Messrs. Serpollet are occupied at present with studying the special arrangements which will be needed for connecting their boiler with a quadricycle, a torpedo boat, a stove, a locomotive, or a stationary machine of 10 horse power, and with rectangular parts.

The inexplosibility of their boiler has been tested during an experiment made before the engineers of mines, on which occasion a manometer (steam gauge) graduated for a pressure of upward 200 kilogrammes per square centimeter was used, and the pressure raised far beyond the limits indicated. The result was that the hand of the manometer, being pressed against the walls of the box, became bent, and though the boiler was submitted to a pressure the degree of which it was impossible to measure, it was not changed in the slightest.

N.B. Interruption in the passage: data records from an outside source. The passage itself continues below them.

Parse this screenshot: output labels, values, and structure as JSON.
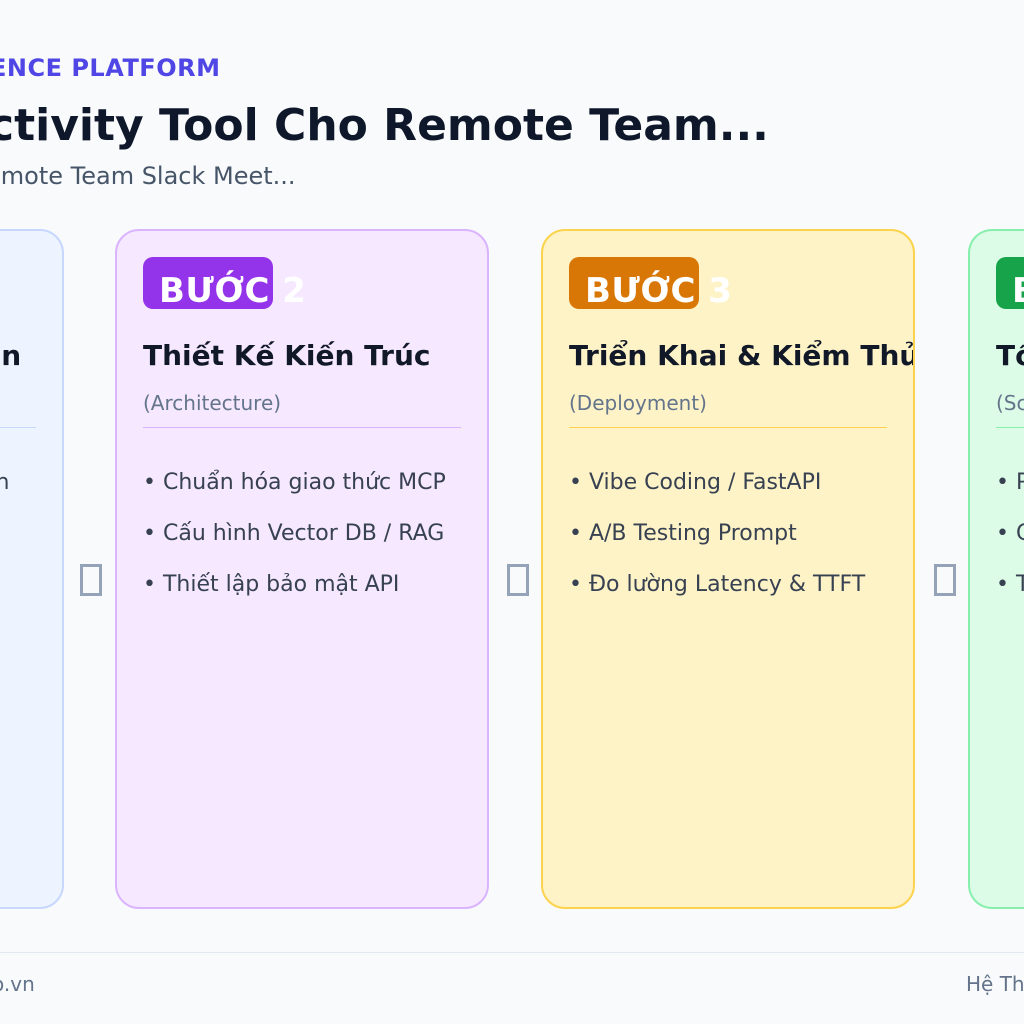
{
  "header": {
    "eyebrow": "ENCE PLATFORM",
    "title": "ctivity Tool Cho Remote Team...",
    "subtitle": "emote Team Slack Meet..."
  },
  "colors": {
    "accent": "#4f46e5",
    "step1": "#3b82f6",
    "step2": "#9333ea",
    "step3": "#d97706",
    "step4": "#16a34a"
  },
  "cards": [
    {
      "title": "ọn",
      "subtitle": "",
      "items": [
        "án"
      ]
    },
    {
      "badge": "BƯỚC 2",
      "title": "Thiết Kế Kiến Trúc",
      "subtitle": "(Architecture)",
      "items": [
        "• Chuẩn hóa giao thức MCP",
        "• Cấu hình Vector DB / RAG",
        "• Thiết lập bảo mật API"
      ]
    },
    {
      "badge": "BƯỚC 3",
      "title": "Triển Khai & Kiểm Thử",
      "subtitle": "(Deployment)",
      "items": [
        "• Vibe Coding / FastAPI",
        "• A/B Testing Prompt",
        "• Đo lường Latency & TTFT"
      ]
    },
    {
      "badge": "B",
      "title": "Tố",
      "subtitle": "(Sc",
      "items": [
        "• P",
        "• G",
        "• T"
      ]
    }
  ],
  "arrows": [
    "arrow-right-icon",
    "arrow-right-icon",
    "arrow-right-icon"
  ],
  "footer": {
    "left": "o.vn",
    "right": "Hệ Th"
  }
}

Incrustation of the boiler is not to be feared, for, in consequence of the great velocity with which the steam circulates through the tube, the solid matter dissolved in the water becomes pulverized and is forced out, mechanically assisting to lubricate and polish the parts of the motor.

The invention of Messrs. Serpollet is still too new to foretell all its possible applications, but their apparatus, in its present form, is exactly the steam generator which will be useful for producing a small motive force; while it will be necessary to wait until it has been ascertained, by further study, how the system can economically be used for high motive power.

The most natural and immediate application of the invention seems to be its use for the electric lighting of restaurants, in which case one of the instantaneous vaporization tubes might be connected with stoves which remain lighted all day, and which might thus besides supply the necessary motive force to work a small dynamo charging some accumulators.—E. Hospitalier, in La Nature.


GAS LIGHTING BY HIGH-POWER BURNERS.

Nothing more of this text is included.